Начинает ощущаться пронизывающий холод, ведь куртенка на студенте не такая уж и теплая. Ботинки цепляют камни мостовой. Мостик небольшой. Скорее – декоративный, но сойдет и так. Небольшой, но достаточно высокий, ведь тут что-то типа овражка. Плещется внизу река, завихряясь на корягах белыми барашками водоворотиков. Ветер дует в спину. Хоть так. Но волосы на голове Ала встают дыбом. Ну и ладно. Какая разница. Парень склоняется низко-низко над перилами и всматривается в водяную мглу. Губы начинают шептать сами собой. Ну право слово! Серьезно? О чем говорить-то? О своем одиночестве и непонятной тяге к другому мужчине? Очень красивому и недоступному. О том, что сомневаешься в собственной душе и праве выбора? О том, что судьба жестока и почему купидоны такие г*внюки? И как итог – обещание никогда больше не приближаться к «Приюту». Точка.

Точка? Ха. Запятая.

Деликатного покашливания не слышно за воем ветра. Закутанную в тот самый черный плащ, да еще с капюшоном на голове фигуру вполне можно испугаться. Когда эта фигура внезапно прислоняется к перилам спиной в паре шагов от Альфреда, он едва от ужаса не сигает вниз с моста. Опасно накреняется, ведь закружилась голова. Бледная изящная кисть, молниеносно высвобожденная из черных пол плаща, споро успевает перехватить парнишку практически за шиворот. Сердце колотится где-то в горле. Умирать страшно. В холодных темных водах сгинуть обидно и ужасно. Попасться в лапы маньяку ничем не лучше. От неожиданности и паники Ал плохо соображает. Кажется, звезды отражаются в широко открытых от ужаса глазах и тогда незнакомец встряхивает головой, роняя с волос капюшон. Задира-ветер тут же подхватывает длинные светлые локоны, взметая их ореолом вокруг породистого аристократичного лица.
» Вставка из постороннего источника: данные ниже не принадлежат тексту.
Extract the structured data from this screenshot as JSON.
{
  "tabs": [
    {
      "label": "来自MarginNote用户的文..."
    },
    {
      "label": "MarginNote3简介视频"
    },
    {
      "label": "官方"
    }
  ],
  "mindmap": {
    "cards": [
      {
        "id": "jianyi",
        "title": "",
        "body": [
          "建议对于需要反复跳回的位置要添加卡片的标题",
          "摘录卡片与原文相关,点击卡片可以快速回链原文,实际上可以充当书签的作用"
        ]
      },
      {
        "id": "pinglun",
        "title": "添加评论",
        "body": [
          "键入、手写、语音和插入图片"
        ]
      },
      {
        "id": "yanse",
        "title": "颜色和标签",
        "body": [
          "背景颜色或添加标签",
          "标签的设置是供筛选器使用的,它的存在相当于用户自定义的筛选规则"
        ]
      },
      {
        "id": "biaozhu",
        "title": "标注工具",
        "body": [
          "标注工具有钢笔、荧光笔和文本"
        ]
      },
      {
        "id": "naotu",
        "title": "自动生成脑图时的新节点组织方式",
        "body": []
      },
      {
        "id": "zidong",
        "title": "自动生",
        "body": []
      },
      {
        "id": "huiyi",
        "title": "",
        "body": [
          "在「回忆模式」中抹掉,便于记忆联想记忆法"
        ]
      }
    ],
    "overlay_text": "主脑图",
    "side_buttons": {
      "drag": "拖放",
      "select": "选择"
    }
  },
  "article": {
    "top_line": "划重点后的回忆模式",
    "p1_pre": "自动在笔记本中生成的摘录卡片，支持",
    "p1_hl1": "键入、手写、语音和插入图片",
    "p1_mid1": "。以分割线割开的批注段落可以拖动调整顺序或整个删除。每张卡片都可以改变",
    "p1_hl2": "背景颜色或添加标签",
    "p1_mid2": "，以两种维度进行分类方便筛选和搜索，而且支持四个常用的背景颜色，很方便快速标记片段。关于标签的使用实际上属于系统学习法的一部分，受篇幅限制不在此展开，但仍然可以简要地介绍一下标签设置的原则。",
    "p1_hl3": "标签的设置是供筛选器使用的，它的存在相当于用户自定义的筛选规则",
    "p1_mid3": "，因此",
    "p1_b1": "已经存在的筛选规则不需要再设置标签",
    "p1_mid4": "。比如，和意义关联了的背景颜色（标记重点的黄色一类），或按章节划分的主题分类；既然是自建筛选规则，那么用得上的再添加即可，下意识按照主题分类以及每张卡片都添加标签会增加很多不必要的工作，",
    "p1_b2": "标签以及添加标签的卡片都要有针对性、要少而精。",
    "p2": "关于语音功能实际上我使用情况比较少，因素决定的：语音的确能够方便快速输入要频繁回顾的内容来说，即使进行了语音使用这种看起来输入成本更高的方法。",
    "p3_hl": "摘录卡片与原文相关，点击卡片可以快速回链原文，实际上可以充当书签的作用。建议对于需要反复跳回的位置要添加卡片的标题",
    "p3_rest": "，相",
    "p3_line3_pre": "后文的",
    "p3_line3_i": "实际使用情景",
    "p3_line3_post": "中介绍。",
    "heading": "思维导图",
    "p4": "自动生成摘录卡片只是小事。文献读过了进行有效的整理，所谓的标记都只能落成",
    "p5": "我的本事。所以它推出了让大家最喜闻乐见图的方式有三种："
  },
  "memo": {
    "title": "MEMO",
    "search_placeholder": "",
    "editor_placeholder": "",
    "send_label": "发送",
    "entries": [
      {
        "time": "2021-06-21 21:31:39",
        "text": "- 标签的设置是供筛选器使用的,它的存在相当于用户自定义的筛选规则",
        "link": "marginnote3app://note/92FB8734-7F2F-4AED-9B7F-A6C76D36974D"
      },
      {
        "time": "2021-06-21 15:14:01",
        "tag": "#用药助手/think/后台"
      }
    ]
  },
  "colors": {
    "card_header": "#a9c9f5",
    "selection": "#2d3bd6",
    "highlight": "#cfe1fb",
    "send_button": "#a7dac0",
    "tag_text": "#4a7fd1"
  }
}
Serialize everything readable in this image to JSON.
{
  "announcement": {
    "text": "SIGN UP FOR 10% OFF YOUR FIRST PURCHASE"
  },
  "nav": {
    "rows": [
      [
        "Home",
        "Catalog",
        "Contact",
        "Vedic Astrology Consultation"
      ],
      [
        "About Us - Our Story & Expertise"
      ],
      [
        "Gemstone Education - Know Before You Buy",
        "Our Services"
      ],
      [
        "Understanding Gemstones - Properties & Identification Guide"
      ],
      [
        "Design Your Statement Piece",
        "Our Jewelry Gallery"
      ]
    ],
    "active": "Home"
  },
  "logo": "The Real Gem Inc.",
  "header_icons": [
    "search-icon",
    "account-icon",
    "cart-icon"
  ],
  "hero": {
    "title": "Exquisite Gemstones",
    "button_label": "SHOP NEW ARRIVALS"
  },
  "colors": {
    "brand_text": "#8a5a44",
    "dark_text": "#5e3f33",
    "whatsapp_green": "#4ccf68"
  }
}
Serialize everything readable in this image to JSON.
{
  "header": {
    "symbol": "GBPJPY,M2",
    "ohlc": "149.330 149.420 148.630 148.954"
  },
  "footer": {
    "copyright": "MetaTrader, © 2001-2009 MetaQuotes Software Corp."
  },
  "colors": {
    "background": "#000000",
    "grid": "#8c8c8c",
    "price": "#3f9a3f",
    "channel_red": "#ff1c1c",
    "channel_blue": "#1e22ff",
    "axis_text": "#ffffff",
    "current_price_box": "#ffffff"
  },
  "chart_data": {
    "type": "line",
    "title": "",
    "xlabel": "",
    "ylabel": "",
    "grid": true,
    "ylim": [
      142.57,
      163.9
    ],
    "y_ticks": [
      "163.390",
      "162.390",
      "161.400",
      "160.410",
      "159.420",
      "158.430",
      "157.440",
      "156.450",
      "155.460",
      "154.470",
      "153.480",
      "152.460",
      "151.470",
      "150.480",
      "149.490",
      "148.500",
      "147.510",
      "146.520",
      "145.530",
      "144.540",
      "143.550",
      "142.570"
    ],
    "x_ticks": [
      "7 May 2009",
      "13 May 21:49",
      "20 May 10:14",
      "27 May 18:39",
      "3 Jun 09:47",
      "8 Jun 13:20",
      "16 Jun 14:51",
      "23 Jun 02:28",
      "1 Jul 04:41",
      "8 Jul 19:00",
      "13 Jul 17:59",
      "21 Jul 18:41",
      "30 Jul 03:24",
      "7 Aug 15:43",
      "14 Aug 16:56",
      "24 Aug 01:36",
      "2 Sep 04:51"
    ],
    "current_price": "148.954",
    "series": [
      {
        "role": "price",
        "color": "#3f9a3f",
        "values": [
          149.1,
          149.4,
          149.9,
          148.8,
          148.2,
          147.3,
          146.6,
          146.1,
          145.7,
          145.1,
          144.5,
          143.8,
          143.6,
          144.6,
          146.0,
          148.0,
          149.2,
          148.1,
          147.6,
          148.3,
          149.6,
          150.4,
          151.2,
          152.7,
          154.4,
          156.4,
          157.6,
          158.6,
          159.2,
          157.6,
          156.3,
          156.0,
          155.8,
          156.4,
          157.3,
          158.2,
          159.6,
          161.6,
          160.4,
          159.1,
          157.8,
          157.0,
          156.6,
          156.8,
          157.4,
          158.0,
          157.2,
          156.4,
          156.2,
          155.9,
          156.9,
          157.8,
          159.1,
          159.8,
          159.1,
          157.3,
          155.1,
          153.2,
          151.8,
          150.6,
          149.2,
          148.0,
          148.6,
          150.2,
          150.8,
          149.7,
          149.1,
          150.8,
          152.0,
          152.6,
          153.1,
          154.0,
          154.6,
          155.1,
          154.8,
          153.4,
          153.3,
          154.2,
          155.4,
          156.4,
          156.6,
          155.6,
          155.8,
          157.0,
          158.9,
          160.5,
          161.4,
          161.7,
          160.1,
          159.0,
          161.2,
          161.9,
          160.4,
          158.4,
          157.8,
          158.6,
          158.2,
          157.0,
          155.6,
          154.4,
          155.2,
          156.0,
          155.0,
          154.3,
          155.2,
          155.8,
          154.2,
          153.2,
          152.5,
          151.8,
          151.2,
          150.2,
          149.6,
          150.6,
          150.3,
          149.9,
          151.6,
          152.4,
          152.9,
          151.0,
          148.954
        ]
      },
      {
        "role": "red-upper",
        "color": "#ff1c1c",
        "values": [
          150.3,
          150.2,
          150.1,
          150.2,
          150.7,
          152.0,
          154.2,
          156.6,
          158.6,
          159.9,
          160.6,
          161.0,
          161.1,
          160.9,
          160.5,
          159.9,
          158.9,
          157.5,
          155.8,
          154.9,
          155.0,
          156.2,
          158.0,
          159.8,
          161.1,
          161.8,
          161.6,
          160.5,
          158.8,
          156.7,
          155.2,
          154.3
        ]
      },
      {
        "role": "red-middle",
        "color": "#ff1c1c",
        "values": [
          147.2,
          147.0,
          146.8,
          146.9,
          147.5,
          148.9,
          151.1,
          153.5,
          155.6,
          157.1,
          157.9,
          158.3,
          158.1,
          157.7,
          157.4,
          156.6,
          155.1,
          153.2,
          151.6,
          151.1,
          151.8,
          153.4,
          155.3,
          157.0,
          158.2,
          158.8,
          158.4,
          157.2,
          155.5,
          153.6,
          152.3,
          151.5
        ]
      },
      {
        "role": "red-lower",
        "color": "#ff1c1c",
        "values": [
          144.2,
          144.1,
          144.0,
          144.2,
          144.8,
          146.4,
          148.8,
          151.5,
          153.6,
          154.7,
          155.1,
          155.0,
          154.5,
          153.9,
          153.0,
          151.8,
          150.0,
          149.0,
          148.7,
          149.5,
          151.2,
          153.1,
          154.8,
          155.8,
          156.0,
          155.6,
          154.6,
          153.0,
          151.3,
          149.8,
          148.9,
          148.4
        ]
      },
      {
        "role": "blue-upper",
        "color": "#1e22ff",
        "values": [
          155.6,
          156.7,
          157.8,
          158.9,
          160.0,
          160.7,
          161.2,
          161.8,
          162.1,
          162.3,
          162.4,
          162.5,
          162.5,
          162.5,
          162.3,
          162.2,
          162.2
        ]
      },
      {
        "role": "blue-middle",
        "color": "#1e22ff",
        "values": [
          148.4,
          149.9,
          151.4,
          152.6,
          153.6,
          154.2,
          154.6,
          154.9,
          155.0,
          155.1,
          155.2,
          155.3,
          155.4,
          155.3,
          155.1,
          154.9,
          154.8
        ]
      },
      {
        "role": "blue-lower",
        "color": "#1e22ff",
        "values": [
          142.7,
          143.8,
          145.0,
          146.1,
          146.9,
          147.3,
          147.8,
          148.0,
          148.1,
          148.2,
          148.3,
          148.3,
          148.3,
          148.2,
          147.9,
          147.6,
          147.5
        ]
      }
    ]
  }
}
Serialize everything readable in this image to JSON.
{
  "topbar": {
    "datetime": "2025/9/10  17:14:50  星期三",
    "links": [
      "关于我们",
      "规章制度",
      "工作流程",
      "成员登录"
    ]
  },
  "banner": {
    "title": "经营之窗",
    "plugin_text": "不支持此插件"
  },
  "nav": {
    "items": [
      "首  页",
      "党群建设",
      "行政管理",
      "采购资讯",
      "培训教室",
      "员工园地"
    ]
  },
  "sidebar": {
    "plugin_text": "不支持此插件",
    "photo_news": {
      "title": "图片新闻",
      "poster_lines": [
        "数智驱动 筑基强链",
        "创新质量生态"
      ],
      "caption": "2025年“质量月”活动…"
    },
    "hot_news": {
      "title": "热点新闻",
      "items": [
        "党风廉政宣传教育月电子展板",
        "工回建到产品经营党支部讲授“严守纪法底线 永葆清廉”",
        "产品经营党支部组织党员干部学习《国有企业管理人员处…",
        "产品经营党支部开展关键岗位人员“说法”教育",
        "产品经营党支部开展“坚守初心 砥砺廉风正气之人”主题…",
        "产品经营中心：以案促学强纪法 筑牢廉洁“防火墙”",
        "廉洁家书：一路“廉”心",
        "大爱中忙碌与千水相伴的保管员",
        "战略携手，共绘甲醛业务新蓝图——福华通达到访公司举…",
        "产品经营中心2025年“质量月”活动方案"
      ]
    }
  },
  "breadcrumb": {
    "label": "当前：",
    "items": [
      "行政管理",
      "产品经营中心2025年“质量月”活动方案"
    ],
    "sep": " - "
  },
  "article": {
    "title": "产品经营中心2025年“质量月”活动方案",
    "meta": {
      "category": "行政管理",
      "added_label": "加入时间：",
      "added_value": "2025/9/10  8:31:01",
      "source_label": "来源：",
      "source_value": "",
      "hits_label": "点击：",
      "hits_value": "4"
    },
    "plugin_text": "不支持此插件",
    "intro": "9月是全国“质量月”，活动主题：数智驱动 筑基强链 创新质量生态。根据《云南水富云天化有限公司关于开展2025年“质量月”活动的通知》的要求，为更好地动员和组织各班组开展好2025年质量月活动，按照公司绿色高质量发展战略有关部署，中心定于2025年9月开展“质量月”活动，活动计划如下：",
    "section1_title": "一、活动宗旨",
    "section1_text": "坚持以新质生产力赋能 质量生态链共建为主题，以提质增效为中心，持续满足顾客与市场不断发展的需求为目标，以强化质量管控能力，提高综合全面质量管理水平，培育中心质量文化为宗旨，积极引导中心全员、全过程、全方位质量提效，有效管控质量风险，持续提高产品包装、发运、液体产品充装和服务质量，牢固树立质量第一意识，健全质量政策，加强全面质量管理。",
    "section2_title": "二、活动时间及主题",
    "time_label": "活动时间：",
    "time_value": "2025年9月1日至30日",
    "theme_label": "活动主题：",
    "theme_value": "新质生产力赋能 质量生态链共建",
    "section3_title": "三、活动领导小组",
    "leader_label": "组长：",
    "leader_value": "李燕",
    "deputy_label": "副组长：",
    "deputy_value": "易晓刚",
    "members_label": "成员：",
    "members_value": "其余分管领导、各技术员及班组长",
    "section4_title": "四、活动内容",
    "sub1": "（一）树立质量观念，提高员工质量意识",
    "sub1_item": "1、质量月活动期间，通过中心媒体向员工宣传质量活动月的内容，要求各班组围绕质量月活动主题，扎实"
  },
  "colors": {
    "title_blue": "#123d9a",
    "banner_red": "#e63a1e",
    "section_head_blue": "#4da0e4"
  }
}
- Ангел, - одними губами шепчет шокированный Альфред, готовый рухнуть в обморок.

Незнакомец скорее читает это слово по губам, чем слышит в завывании стихии и фыркает. Спустя секунду дает парнишке несильную пощечину достаточную для того, чтобы привести студента в чувство. Взгляд Ала приобретает осмысленность и некую обреченность.

Тут стихии угодно чуть уменьшить свою силу. Очевидно для того, чтобы высокий блондин мог услышать:

- Ты…

- Я, - отвечает Герберт и за шкирку сдергивает неудачливого самоубийцу с шаткого мостика.

***

POV Герберта.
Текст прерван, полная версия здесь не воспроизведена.